With the ill-trained and ill-equipped RUC facing defeat, the Unionist Northern Ireland government called up the notorious B-Specials, an armed, bigoted Protestant police reserve. This posed the prospect of a bloodbath in the Bogside leading to civil war.

Britain’s Wilson government decided to act to stop this possibility, deploying troops onto the streets of Derry. Given the historic crimes visited upon Ireland by British imperialist rule, it is clear this was not done on humanitarian grounds.

Civil war would have destroyed trade, private property and the economy in Ireland – and with it, bosses’ profits. Conflict would have spread to British cities with sizeable Irish populations. Anger among the large Irish-American population would have led to demands for a damaging economic boycott of Britain.

As it became clear that troops were not going to invade the Bogside, a temporary uneasy calm descended on Derry. In Belfast it was a different matter, with fierce sectarian rioting erupting.

The RUC fired machine gun rounds indiscriminately in the Catholic Falls Road. Seven people were killed in the fighting and over 700 injured. Entire streets were burnt out and residents forced to flee their homes. British troops were also then stationed in Belfast.

Many civil rights leaders welcomed the deployment of troops. Many on the Left, in Ireland and Britain, gave way partially or fully to the mood of support for the army’s presence. In contrast, Militant gave a clear class position and took a principled stand.

The headline of the September issue of the monthly Militant newspaper demanded the withdrawal of the troops. Militant warned: “The call made for the entry of the British troops will turn to vinegar in the mouths of some of the civil rights leaders. The troops have been sent to impose a solution in the interests of British and Ulster big business.”

It was not the army but the actions of working-class people taking to the streets across the North that stemmed conflict and stopped a descent into full-scale civil war. Shop stewards in the large factories and workplaces followed the lead of shipyard shop stewards, who called a mass meeting which voted for a brief strike opposing conflict. In this context, Militant advocated armed trade union-based defence forces.

Rather than support these initiatives and coordinate them, the labour and trade union leaders applauded the Unionist regime’s measly reforms and called for the street barricades to be taken down. This abdication of leadership helped provide space for other emerging forces.

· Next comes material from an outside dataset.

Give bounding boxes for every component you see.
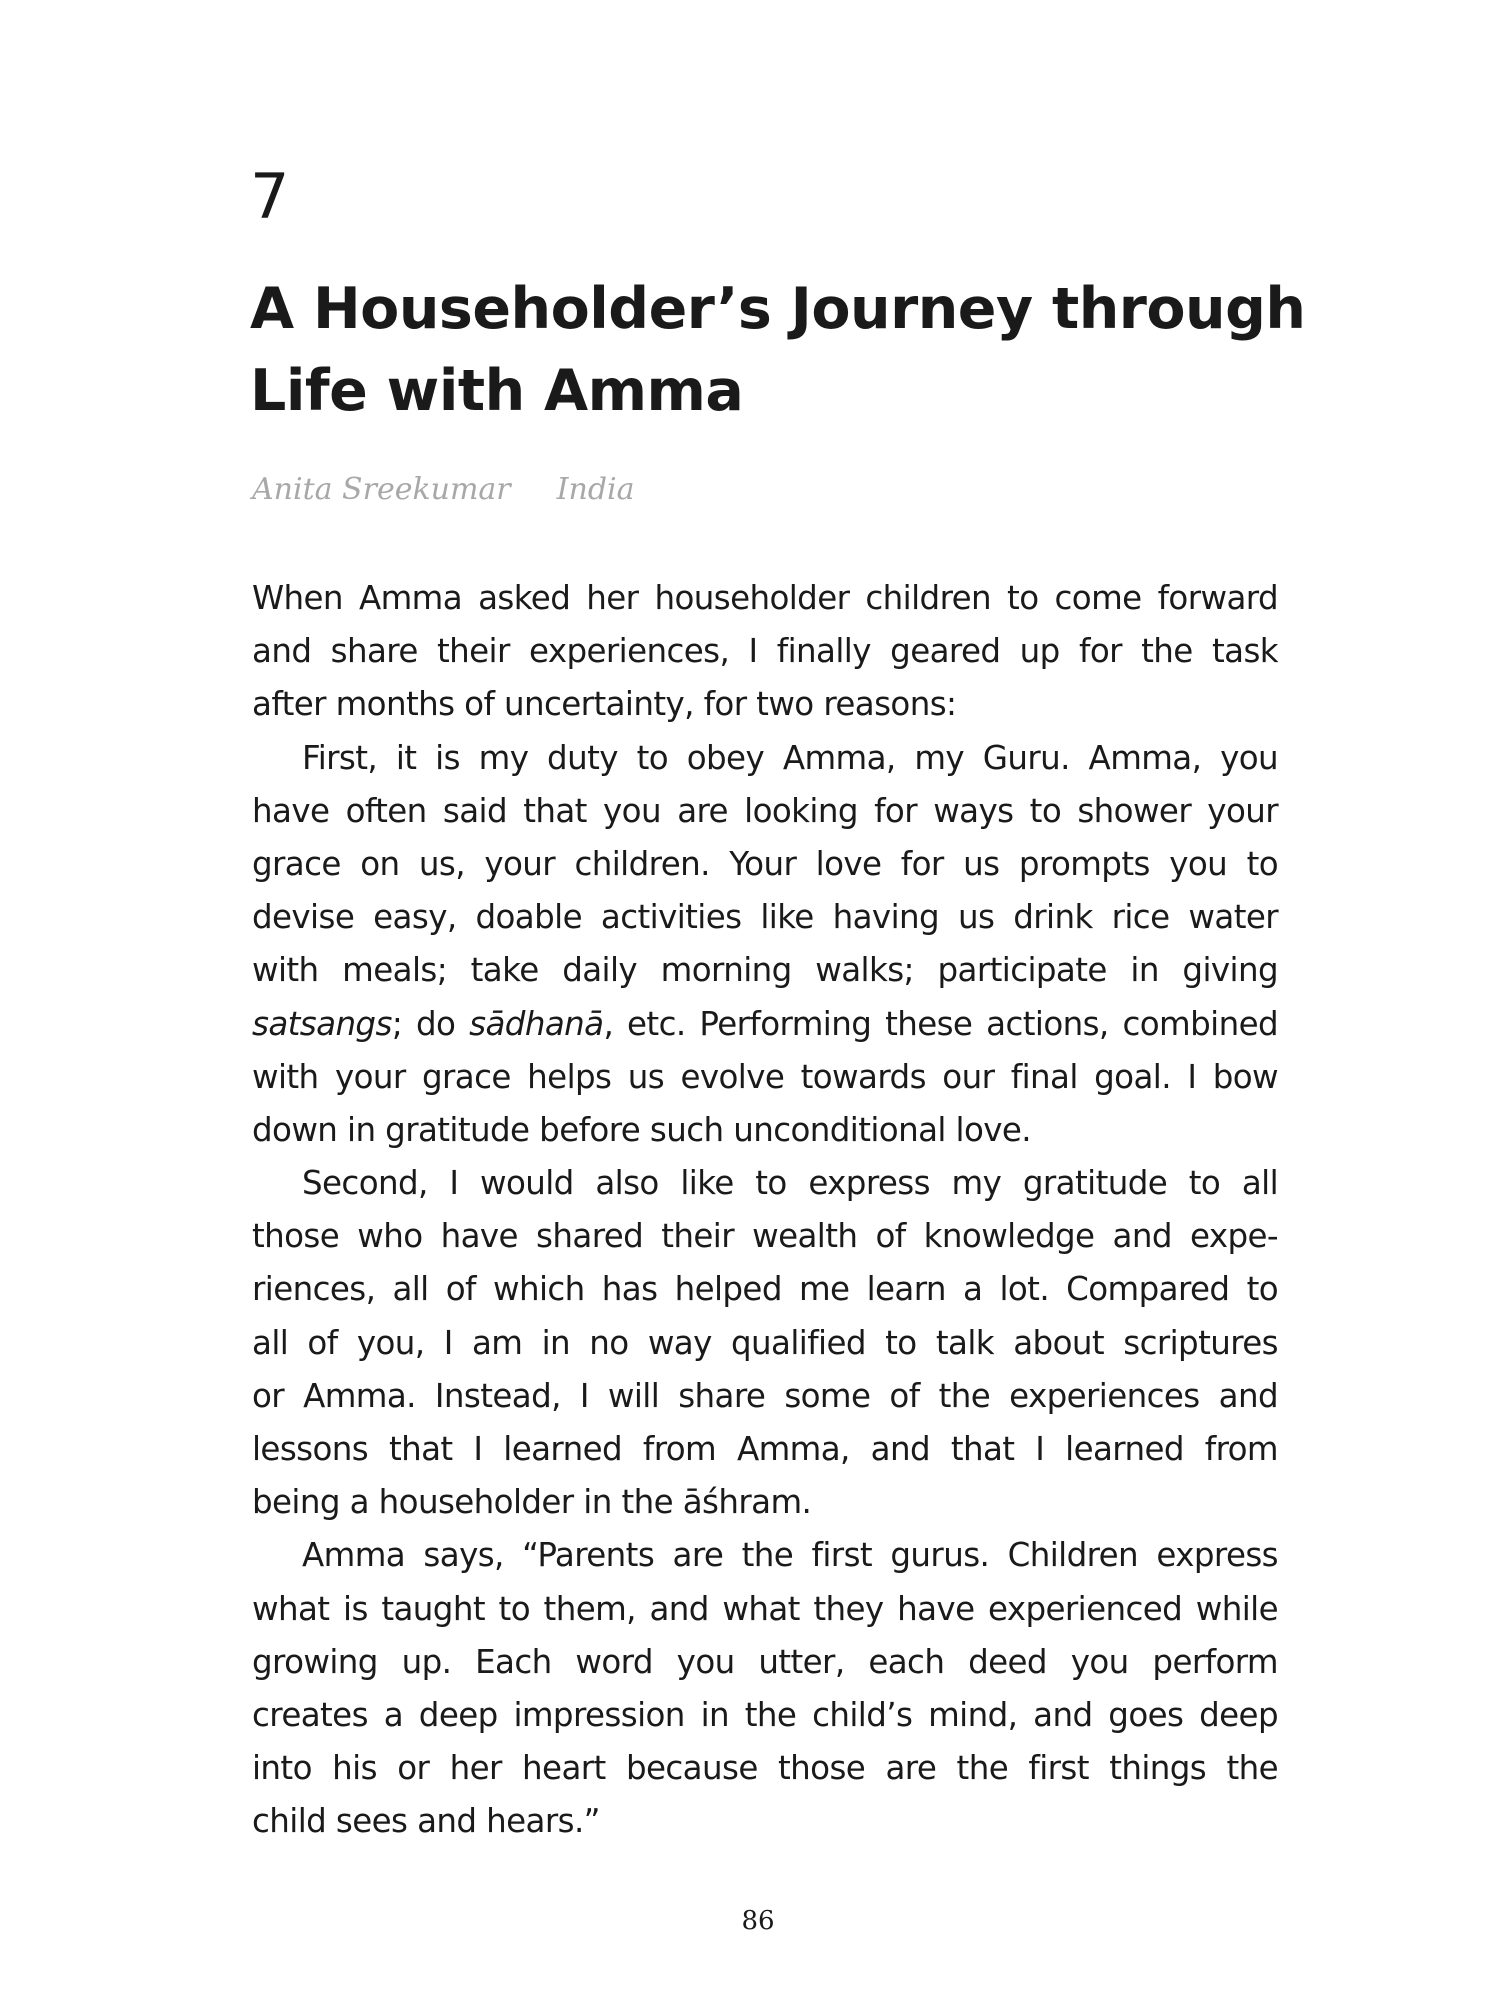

The Provisional IRA (‘Provos’) split from the Official IRA a few months later, citing the failure of the leadership to offer any widespread defence of Catholic areas in August. Loyalist paramilitary organisations like the UDA and UVF soon set about their murderous sectarian campaigns.

The failure of Northern Ireland Labour Party leaders to offer a socialist alternative, instead taking a one-sided, pro-Unionist position, saw the effective demise of that party in the 1970s. New sectarian-based parties came to prominence.

A British army curfew of the Lower Falls in the summer of 1970 marked the end of any lingering Catholic honeymoon with the troops. Many on the Left who previously supported British troops being deployed became cheerleaders for the Provos’ armed campaign.

From the start, Militant warned that the Provos’ divisive campaign of individual terror, based on a minority within a minority of the population, would alienate Protestant workers, deepen sectarian divisions, and fail to achieve republican aims.

August 1969 was a serious setback for the working class. Half a century on, the ‘peace process’ sees society still divided along sectarian lines, and the power-sharing Northern Ireland Assembly suspended for over two years. Brexit, the ‘backstop’, and a possible future ‘border poll’, all indicate how overcoming sectarian divisions remains insoluble under capitalism.

As in 1969, only by building a mass party of the working class with socialist policies can workers defeat the Green and Orange bosses, overcome sectarianism, and lead the fight for a socialist transformation of society.